Electromyography-informed modeling for estimating muscle activation and force alterations in Parkinson's disease.

Electromyography (EMG)-driven neuromusculoskeletal modeling (NMSM) enables simulating the mechanical function of multiple muscle-tendon units as controlled by nervous system in the generation of complex movements. In the context of clinical assessment this may enable understanding biomechanical factor contributing to gait disorders such as one induced by Parkinson's disease (PD). In spite of the challenges in the development of patient-specific models, this preliminary study aimed at establishing a feasible and noninvasive experimental and modeling pipeline to be adopted in clinics to detect PD-induced gait alterations. Four different NMSM have been implemented for three healthy controls using CEINMS, an OpenSim-compatible toolbox. Models differed in the EMG-normalization methods used for calibration purposes (i.e. walking trial normalization and maximum voluntary contraction normalization) and in the set of experimental EMGs used for the musculotendon-unit mapping (i.e. 4 channels vs. 15 channels). Model accuracy assessment showed no statistically significant differences between the more complete model (non-clinically viable) and the proposed reduced one (clinically viable).

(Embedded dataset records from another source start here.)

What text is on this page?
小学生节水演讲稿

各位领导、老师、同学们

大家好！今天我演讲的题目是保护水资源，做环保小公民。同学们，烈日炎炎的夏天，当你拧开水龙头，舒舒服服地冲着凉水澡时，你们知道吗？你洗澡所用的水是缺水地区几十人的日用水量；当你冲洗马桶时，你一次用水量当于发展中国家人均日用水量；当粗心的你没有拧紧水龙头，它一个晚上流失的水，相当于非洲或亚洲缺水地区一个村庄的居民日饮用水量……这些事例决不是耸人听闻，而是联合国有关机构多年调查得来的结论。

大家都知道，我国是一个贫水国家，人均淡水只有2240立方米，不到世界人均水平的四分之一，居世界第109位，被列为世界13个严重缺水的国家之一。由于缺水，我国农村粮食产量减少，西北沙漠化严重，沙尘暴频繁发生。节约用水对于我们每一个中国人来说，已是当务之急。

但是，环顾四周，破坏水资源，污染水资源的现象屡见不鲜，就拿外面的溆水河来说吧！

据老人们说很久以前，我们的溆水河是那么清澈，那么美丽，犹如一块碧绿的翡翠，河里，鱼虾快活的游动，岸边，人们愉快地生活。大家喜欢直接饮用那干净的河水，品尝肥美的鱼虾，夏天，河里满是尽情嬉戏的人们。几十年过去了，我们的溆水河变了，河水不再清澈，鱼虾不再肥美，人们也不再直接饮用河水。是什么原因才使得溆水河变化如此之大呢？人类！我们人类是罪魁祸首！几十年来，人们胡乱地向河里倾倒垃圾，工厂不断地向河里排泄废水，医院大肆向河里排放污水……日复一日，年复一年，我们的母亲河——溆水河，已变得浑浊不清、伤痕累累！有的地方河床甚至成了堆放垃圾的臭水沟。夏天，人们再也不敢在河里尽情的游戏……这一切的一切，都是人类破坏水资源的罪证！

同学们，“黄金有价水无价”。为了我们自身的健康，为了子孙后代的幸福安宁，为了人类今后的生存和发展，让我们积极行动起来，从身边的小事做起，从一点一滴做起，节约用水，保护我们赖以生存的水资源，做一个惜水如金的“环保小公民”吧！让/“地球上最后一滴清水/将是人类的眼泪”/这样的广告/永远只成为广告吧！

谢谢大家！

The clinically viable reduced model was systematically applied on a dataset including ten PD's and thirteen healthy controls. Results showed significant differences in the neuromuscular control strategy of the PD group in term of muscle forces and joint torques. Indeed, PD patients displayed a significantly lower magnitude on force production and revealed a higher amount of force variability with the respect of the healthy controls. The estimated variables could become a measurable biomechanical outcome to assess and track both disease progression and its impact on gait in PD subjects.